INDIANAPOLIS — There were several developments in the coronavirus pandemic that you may have missed overnight.
Here’s a look:
Indiana will not fully reopen from coronavirus closures this weekend as originally planned. Instead, it will enter a new stage—Stage 4.5.
This morning at 10 a.m., we’ll hear from Indianapolis Mayor Joe Hogsett and Marion County Health Director Dr. Virginia Caine to see if Marion County will also enter that stage or if it will enter a revised stage as it has in the past.
Marion County has the most coronavirus cases in the state at over 11,000, and right now, it is a full stage behind the rest of the state in the governor’s Back on Track plan.
The mayor has always said he will let data drive the decisions, and even though the governor said the state can loosen some restrictions, it’s up to local governments to decide what their counties will do.
The U.S. set another single-day record for new coronavirus cases just days before the Fourth of July weekend. There were over 50,000 new cases reported nationwide on Wednesday.
At least five states – Arizona, California, North Carolina, Tennessee and Texas – reported a record number of new cases Wednesday, and at least 23 states are pausing reopening plans.
The U.S. continues to lead the world in coronavirus cases, now with nearly 2.7 million.
Although many governments are still advising against “nonessential” international travel, a host of popular destinations are beginning to ease their COVID-19 lockdown measures and border restrictions and are moving toward welcoming tourists back.
Caribbean islands like Jamaica have already opened their doors to foreign visitors again, while destinations such as Mexico and Thailand are planning to reopen region by region in the coming weeks.
If you’re one of many travelers eagerly awaiting news on where you can travel to this year, check out this guide to the top destinations making plans to reopen, as well as some of those that are keeping their borders firmly closed for now.

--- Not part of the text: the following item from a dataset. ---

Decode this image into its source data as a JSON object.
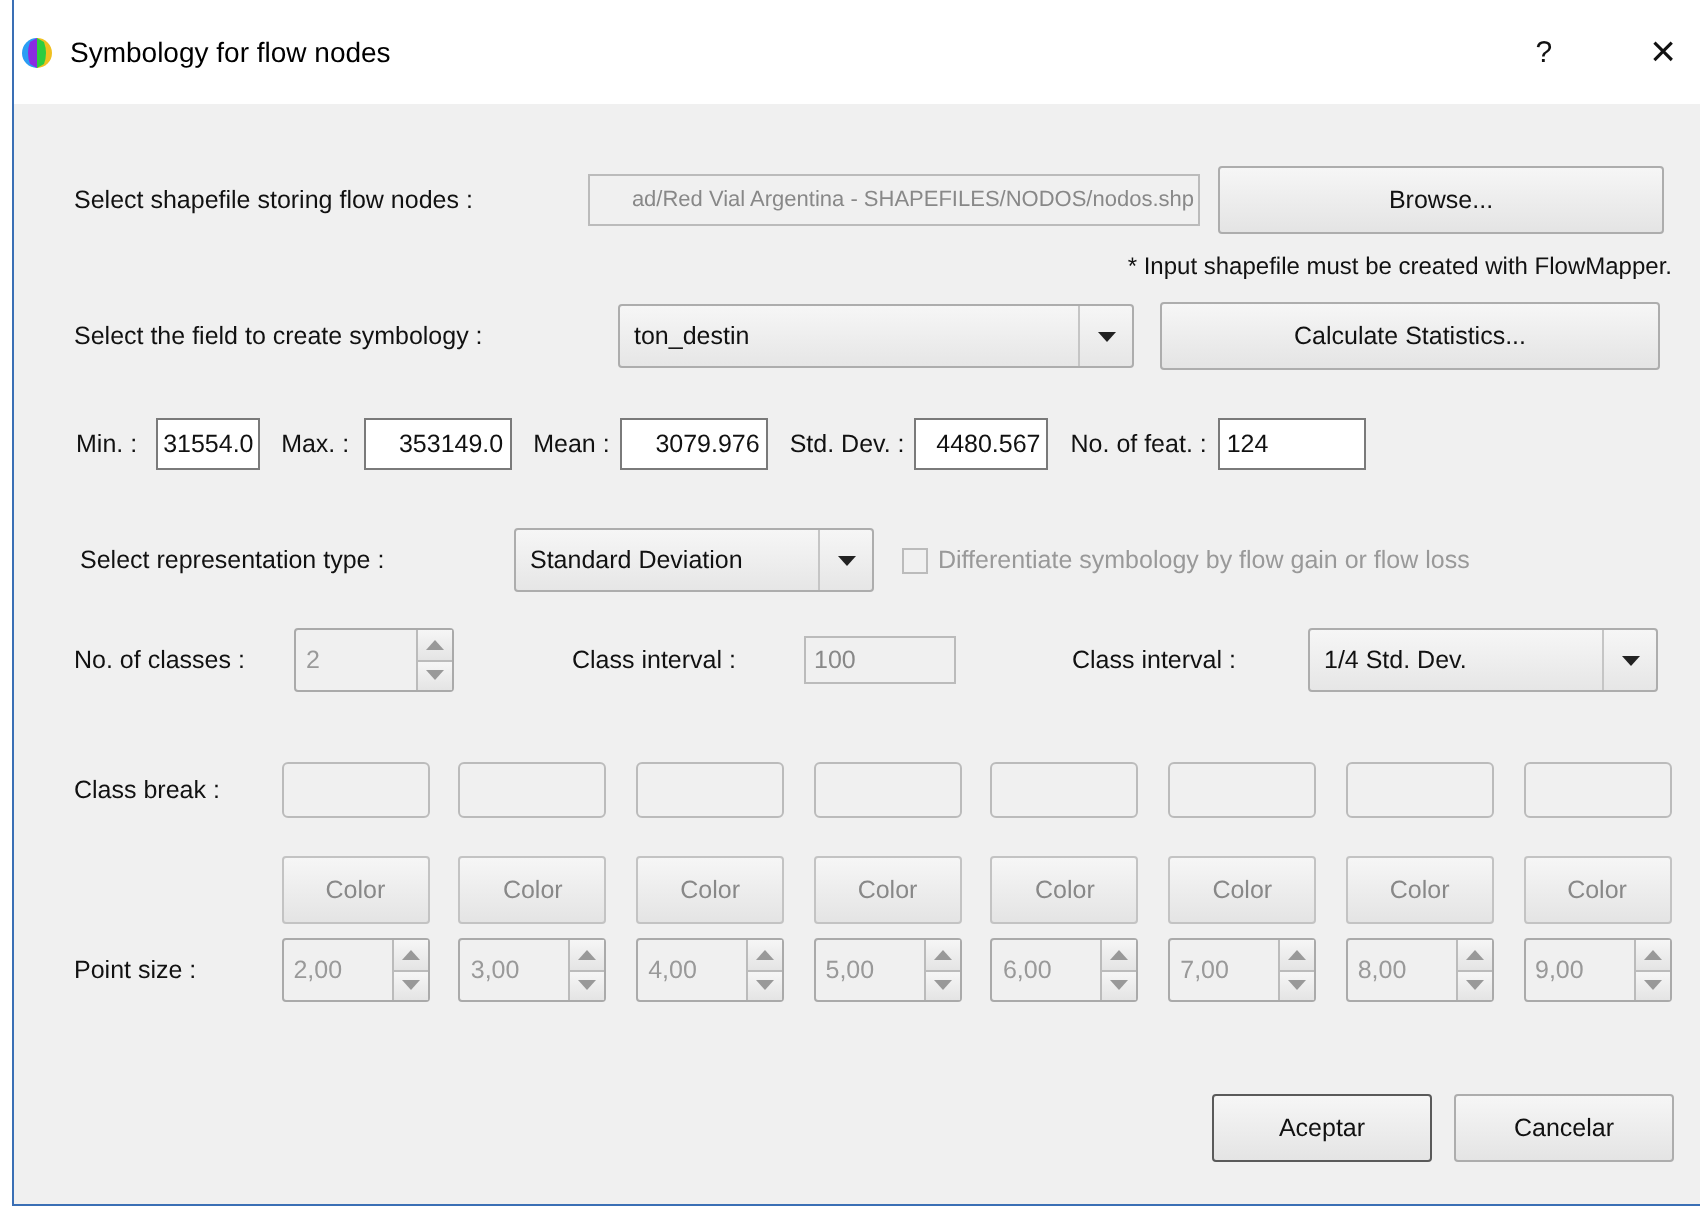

A new study and new animation from Florida Atlantic University shows how effective face masks are and which kind might be the best option.
Researchers found cotton masks with multiple layers were best at stopping the spread of saliva droplets, which could carry COVID-19. With those, droplets traveled less than three inches.
The worst-performing style, according to the study, was bandana-style masks.
Saliva droplets flew about three feet with those.
For context, unobstructed droplets travel more than eight feet.
Researchers say this proves the importance of wearing a tightly-fitted mask while in public.